Minority ethnicities and regions derive at least as much cardiovascular benefit from lipid-lowering therapies as majority groups despite being underrepresented in clinical trials, according to a study published today in the European Journal of Preventive Cardiology, a journal of the ESC.1
“Future clinical trials should endeavour to adequately represent minority groups to improve the generalisability of evidence-based therapies to different populations and identify subgroups who may respond differently to treatment,” said study author Dr. Sonia Sawant of Imperial College London, UK and the University of Sydney, Australia. “In addition, there is a need for public health interventions that optimise access to lipid-lowering therapies among vulnerable populations.”
Ischaemic heart disease is the world’s biggest killer, followed by stroke; together they caused approximately 15 million deaths in 2019 – more than a quarter of all deaths.2 Both conditions are types of atherosclerotic cardiovascular disease, where the arteries become clogged with fatty deposits and can no longer supply enough blood to the body, leading to heart attack and stroke. There is overwhelming evidence that elevated low-density lipoprotein (LDL) cholesterol is a potent cause of heart attack and stroke and that lowering LDL cholesterol reduces the risk of cardiovascular disease.3 ESC guidelines recommend reducing LDL cholesterol levels as much as possible to prevent cardiovascular disease.3
This was the first study to investigate the effect of lipid-lowering medication on cardiovascular disease according to ethnicities and regions in previously published randomised clinical trials. Databases were searched for trials of statins, ezetimibe or proprotein convertase subtilisin/kexin type 9 (PCSK9) inhibitors comparing intensive versus less intensive cholesterol lowering. The primary outcome was major adverse cardiovascular events (MACE), defined as the composite of cardiovascular mortality, myocardial infarction, stroke and revascularisation. A meta-analysis was conducted to pool effect sizes for the cardiovascular risk reduction associated with lipid-lowering therapies in each minority group and enable direct comparisons between ethnicities and regions.

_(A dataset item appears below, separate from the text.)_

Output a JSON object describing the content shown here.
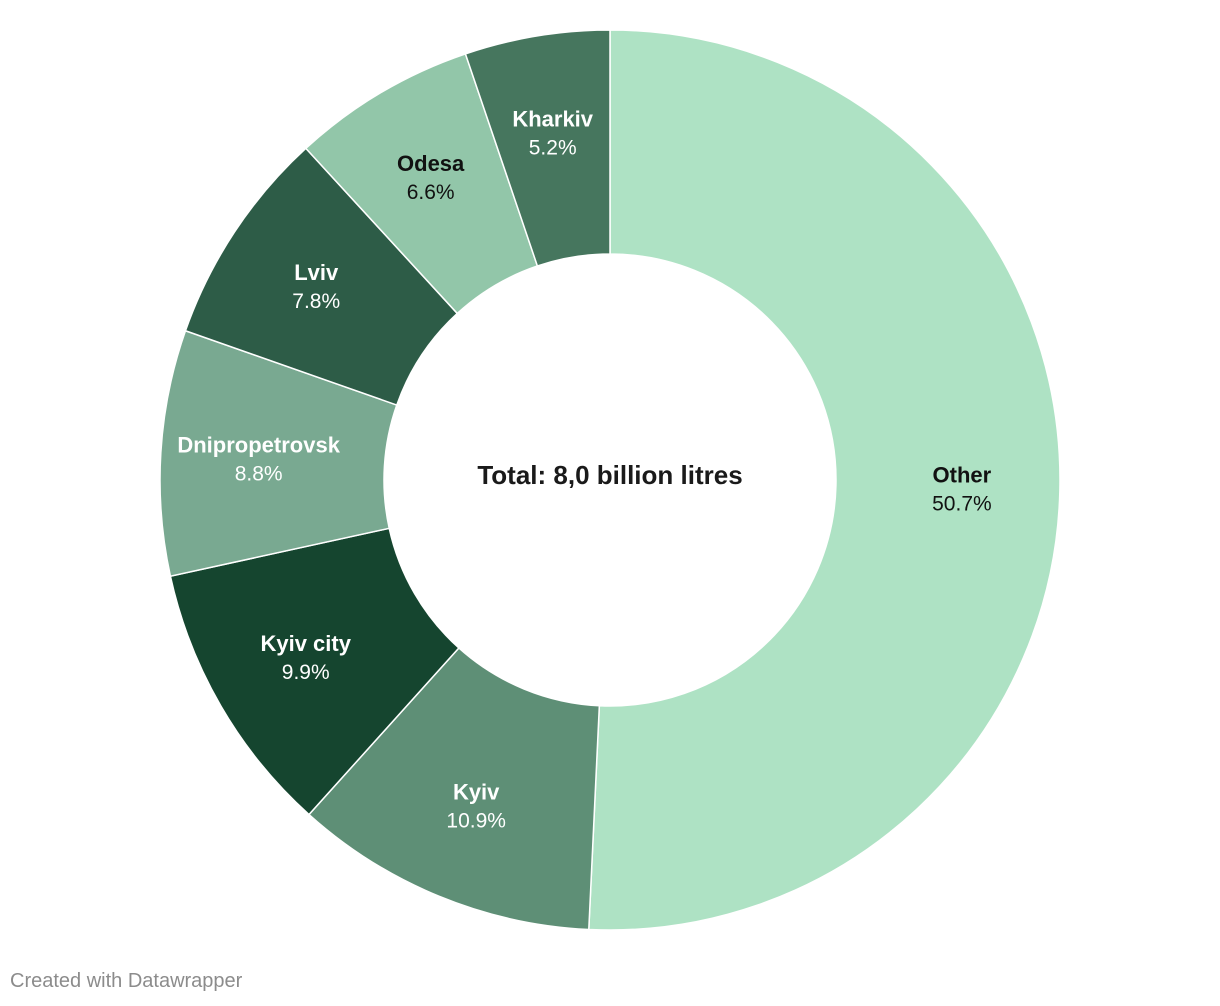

A total of 53 trials with 329,897 participants were included in the analysis. The average age was 62 years and 73% were men. Regarding regions, 39.5% of participants were from Europe, 16.0% from North America, 9.0% from Japan, 2.8% from Australasia (Australia and New Zealand), 1.8% from South America, 1.1% from Asia, 0.6% from South Africa and 29.2% were unspecified. Many trials did not report ethnicities; among those that did, there were 60.3% White participants, 20.2% Japanese, 9.4% Asian, 5.5% Black and 4.7% Latin American.
LDL cholesterol lowering reduced MACE across all regions, with risk reductions of 20% worldwide, 25% in Australasia, 25% in North America, 24% in the USA, 24% in Europe and 27% in Japan. In studies reporting outcomes by ethnicity, risk reductions with LDL cholesterol lowering were 45% in Blacks and 27% in Japanese.
Head-to-head comparisons between regions and ethnicities revealed no significant differences in MACE reduction with lipid-lowering therapy. For example, the effects were similar in Europe vs. North America, South Africa vs. North America, South America vs. North America, Australasia vs. USA, Asia vs. North America and non-North America vs. North America.
Dr. Sawant said: “The findings highlight poor recruitment of minority groups including South Africa, South America and Asia as well as Black, Latin American and Asian ethnicities. Previous research has shown undertreatment of certain populations; for example, those of Black ethnicity are less likely to be prescribed statins than their White counterparts. In our study, however, MACE was consistently reduced across regions and ethnicities, indicating that the benefits of lowering LDL cholesterol are universal. This means that all patients should receive lipid-lowering treatment when indicated, regardless of ethnicity or region, to ensure equitable healthcare.”